1) La prise en charge du migrant par les instances
juridiques et institutionnelles:
La France, terre des droits de l'homme, reste dans
l'imaginaire des demandeurs d'asile qui parviennent sur le territoire
français, un véritable « pays de cocagne ». Les
témoignages recueillis font ressortir que les réfugiés
perdent vite leurs illusions et se trouvent rapidement rattrapés par
l'amère réalité. Le parcours des demandeurs d'asile
arrivant sur le territoire français demeure complexe et parsemé
d'épreuves, avant d'atterrir pour les plus favorisés d'entre eux
dans un centre d'accueil pour demandeurs d'asile.
Les statistiques de l'OFPRA montrent que seul 15 pour cent des
demandeurs sont entrés en France munis d'un visa. Au terme de l'article
31-1 de la convention de Genève, les demandeurs d'asile sont
dispensés de l'obligation de documents de voyage et ne peuvent
être pénalement responsables d'une entrée ou d'un
séjour irrégulier sur le territoire du pays d'accueil. Les
demandeurs d'asile africains avec lesquels nous nous sommes entretenus sont
dans l'ensemble presque tous arrivés dans un premier temps à
Paris.
C'est ainsi que le 20 décembre 2005 Venantia parvient
avec la mystérieuse inconnue qui l'a accompagnée à
l'aéroport de Roissy. Là, abandonnée par la femme, elle se
retrouve démunie, sans repère, comme tous les demandeurs d'asile
qui pénètrent sur le territoire. Par un heureux hasard, elle
repère au sein de l'aéroport des prêtres africains et va
leur parler, leur expliquer sa situation, comptant sur leur aide. Ces derniers,
l'emmènent alors généreusement dans leur habitation,
lui
procurent vêtements chauds et médicaments et
tentent en vain de joindre Marcelline. La femme dort ainsi chez ces nouveaux
hôtes la nuit du 20 décembre puis prend le train le lendemain en
direction de Dijon ou elle compte bien retrouver la Rwandaise, Marcelline.
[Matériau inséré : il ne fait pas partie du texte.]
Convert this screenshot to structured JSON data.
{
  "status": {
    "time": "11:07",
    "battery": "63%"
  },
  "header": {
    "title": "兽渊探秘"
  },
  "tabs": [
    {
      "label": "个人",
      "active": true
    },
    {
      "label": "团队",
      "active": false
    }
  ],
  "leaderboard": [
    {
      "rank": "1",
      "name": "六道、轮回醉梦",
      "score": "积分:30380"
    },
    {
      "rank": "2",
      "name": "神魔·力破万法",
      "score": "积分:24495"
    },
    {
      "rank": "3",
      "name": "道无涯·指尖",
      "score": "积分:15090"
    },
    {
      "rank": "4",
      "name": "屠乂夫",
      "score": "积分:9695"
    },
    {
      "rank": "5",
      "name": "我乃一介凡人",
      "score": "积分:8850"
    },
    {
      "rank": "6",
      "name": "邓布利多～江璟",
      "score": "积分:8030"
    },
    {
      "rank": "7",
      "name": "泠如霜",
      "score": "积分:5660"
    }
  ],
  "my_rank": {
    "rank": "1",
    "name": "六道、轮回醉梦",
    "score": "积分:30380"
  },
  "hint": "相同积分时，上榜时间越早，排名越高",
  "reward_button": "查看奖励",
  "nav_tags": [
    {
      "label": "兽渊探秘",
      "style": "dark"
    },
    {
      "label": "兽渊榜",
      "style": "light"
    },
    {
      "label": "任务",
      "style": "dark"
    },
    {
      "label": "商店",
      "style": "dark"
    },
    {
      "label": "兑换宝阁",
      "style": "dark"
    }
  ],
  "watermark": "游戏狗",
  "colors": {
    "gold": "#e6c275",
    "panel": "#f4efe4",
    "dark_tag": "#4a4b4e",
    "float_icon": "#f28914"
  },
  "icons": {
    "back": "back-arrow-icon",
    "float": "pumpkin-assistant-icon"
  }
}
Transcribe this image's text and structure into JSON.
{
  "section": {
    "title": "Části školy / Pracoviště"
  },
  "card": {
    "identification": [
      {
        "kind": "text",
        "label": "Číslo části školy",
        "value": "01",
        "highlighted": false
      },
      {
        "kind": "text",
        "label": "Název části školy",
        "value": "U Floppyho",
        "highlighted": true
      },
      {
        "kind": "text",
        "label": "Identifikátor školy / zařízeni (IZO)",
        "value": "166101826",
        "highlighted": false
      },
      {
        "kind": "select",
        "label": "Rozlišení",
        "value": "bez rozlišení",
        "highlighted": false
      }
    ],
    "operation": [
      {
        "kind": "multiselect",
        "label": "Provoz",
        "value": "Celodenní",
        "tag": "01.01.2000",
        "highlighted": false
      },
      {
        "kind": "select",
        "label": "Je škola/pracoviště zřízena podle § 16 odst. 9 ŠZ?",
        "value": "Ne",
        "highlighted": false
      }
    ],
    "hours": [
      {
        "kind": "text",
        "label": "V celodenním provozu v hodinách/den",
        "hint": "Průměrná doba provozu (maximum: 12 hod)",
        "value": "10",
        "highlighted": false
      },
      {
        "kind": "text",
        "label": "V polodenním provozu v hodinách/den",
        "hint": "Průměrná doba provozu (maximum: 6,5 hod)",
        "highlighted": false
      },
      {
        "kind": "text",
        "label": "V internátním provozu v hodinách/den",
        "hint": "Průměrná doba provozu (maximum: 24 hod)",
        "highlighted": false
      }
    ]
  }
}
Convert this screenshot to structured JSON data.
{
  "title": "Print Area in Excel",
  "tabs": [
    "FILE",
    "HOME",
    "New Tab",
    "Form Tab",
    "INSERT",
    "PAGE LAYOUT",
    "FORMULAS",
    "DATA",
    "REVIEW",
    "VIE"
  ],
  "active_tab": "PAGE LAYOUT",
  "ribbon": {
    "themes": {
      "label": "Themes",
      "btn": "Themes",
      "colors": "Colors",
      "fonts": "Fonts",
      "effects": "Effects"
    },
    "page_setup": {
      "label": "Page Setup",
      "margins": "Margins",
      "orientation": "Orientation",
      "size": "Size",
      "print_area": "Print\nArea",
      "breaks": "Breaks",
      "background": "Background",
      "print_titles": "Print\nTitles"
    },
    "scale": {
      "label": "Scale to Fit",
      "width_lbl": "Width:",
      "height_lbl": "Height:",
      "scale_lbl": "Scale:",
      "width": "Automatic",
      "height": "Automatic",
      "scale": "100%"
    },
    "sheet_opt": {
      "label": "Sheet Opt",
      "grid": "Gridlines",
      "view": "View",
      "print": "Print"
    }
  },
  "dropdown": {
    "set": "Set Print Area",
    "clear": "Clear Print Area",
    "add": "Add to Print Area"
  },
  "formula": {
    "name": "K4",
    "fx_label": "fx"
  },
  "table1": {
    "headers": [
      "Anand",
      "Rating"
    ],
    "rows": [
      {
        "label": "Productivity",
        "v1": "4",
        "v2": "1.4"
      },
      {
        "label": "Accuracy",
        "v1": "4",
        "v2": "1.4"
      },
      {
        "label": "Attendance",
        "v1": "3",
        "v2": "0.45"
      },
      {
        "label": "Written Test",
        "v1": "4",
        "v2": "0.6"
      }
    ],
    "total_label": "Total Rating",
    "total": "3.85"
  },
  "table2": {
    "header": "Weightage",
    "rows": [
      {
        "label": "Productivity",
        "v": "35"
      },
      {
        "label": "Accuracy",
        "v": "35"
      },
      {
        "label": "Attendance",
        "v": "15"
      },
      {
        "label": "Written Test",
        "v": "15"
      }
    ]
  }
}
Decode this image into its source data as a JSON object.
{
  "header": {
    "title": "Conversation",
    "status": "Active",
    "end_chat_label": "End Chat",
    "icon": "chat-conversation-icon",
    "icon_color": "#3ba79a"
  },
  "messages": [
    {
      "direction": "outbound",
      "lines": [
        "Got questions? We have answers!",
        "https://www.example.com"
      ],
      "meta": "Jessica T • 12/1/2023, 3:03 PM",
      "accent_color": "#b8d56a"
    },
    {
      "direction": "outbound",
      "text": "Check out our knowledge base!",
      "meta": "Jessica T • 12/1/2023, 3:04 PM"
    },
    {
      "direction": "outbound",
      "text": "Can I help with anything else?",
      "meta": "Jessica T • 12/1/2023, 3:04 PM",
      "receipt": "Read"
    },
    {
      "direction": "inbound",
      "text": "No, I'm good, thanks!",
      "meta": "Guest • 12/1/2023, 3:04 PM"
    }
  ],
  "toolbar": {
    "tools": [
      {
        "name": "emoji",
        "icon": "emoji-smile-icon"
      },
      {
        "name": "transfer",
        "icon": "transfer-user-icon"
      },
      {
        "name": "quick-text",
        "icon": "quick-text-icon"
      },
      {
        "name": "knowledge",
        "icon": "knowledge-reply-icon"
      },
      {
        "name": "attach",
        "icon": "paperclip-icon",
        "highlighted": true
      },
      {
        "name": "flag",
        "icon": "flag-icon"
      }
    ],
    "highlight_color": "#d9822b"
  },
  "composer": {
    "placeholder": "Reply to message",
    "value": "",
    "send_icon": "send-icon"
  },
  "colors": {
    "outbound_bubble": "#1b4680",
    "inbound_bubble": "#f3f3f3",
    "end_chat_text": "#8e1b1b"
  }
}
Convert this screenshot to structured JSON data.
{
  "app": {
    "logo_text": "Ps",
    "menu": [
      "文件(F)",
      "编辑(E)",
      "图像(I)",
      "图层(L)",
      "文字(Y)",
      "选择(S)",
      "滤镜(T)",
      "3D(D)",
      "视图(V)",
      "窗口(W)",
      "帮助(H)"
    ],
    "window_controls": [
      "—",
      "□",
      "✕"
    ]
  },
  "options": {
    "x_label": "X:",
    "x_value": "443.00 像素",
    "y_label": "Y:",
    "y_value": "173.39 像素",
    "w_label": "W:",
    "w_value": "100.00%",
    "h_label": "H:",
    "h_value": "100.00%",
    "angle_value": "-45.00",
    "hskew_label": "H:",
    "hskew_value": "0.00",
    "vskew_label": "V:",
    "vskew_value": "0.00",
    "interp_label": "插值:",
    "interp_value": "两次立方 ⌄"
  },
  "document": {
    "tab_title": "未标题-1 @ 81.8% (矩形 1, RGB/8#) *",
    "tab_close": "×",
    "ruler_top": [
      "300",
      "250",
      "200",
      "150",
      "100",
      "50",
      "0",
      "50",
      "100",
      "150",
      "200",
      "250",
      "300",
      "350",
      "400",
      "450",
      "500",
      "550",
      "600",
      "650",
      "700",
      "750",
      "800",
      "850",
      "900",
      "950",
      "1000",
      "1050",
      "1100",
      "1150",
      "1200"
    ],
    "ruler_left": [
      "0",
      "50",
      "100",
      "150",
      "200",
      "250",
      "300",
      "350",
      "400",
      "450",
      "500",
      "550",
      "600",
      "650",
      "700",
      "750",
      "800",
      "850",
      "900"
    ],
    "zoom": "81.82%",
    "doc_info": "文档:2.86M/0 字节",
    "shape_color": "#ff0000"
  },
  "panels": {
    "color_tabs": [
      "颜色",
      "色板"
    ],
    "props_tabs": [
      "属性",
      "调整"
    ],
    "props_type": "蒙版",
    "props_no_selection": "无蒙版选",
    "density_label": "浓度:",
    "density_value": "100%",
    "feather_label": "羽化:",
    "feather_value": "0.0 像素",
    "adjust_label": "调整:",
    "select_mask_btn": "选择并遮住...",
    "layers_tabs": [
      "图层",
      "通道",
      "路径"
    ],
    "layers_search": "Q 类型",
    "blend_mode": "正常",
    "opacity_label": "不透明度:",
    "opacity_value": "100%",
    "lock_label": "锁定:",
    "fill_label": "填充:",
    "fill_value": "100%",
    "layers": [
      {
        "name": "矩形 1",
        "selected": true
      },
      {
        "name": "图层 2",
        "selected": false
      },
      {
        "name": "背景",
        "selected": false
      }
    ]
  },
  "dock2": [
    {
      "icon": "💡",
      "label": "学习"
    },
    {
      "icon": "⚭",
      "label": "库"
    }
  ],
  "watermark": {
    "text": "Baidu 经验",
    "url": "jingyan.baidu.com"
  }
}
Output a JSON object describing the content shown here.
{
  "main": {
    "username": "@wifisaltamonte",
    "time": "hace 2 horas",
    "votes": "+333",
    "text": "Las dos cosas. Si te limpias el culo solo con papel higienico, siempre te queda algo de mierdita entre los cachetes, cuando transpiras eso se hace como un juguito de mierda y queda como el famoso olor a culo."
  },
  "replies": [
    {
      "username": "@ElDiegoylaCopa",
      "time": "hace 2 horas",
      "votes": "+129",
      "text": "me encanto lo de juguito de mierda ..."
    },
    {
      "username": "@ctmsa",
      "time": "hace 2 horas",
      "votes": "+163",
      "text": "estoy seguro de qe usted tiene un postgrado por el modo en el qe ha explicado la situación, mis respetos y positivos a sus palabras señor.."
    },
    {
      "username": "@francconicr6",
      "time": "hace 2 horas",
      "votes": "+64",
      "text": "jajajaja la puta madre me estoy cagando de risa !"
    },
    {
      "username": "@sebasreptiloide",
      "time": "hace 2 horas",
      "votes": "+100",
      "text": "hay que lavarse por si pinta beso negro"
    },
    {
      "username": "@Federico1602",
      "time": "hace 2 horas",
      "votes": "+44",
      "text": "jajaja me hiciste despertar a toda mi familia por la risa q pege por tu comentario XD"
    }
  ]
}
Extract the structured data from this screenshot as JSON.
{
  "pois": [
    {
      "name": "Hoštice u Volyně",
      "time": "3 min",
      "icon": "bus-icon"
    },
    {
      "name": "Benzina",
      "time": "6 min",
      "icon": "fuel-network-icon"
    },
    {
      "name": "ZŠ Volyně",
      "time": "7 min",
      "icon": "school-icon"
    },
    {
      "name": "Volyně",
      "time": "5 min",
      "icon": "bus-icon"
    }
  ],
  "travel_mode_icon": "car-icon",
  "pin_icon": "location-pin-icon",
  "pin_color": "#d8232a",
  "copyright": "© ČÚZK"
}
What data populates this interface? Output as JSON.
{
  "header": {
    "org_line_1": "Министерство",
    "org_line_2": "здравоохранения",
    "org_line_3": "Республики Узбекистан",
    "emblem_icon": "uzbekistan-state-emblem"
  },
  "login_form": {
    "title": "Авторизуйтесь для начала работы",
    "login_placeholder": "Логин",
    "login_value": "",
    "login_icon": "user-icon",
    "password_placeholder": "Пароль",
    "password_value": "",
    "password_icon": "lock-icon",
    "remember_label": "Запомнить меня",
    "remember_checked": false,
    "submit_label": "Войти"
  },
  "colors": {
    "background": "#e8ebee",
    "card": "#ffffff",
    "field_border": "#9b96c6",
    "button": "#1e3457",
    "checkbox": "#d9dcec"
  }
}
De même, Cyprien, muni donc d'un faux passeport arrive
en 2006 à l'aéroport de Roissy, endroit qu'il quitte
aussitôt de peur qu'on se rende compte de qui il est et qu'on le remette
de force dans un avion pour le renvoyer au Mozambique. Dans les rues de la
capitale, il se décide finalement à s'adresser à des
policiers qu'il aperçoit. Il entreprend cette démarche avec la
peur au ventre qu'on le mette en prison, risque qu'il prend car l'idée
d'errer indéfiniment dans la ville sans savoir où aller et cela
dans un état d'insécurité réel lui est
insupportable. Ces derniers, à son étonnement, se contentent de
lui donner l'adresse de l'association « France Terre d'Asile ». C'est
ainsi que commence sa prise en charge. Il est logé dans un premier temps
en appelant le 115 puis « France Terre
d'Asile » parvient à le faire dormir dans un hôtel.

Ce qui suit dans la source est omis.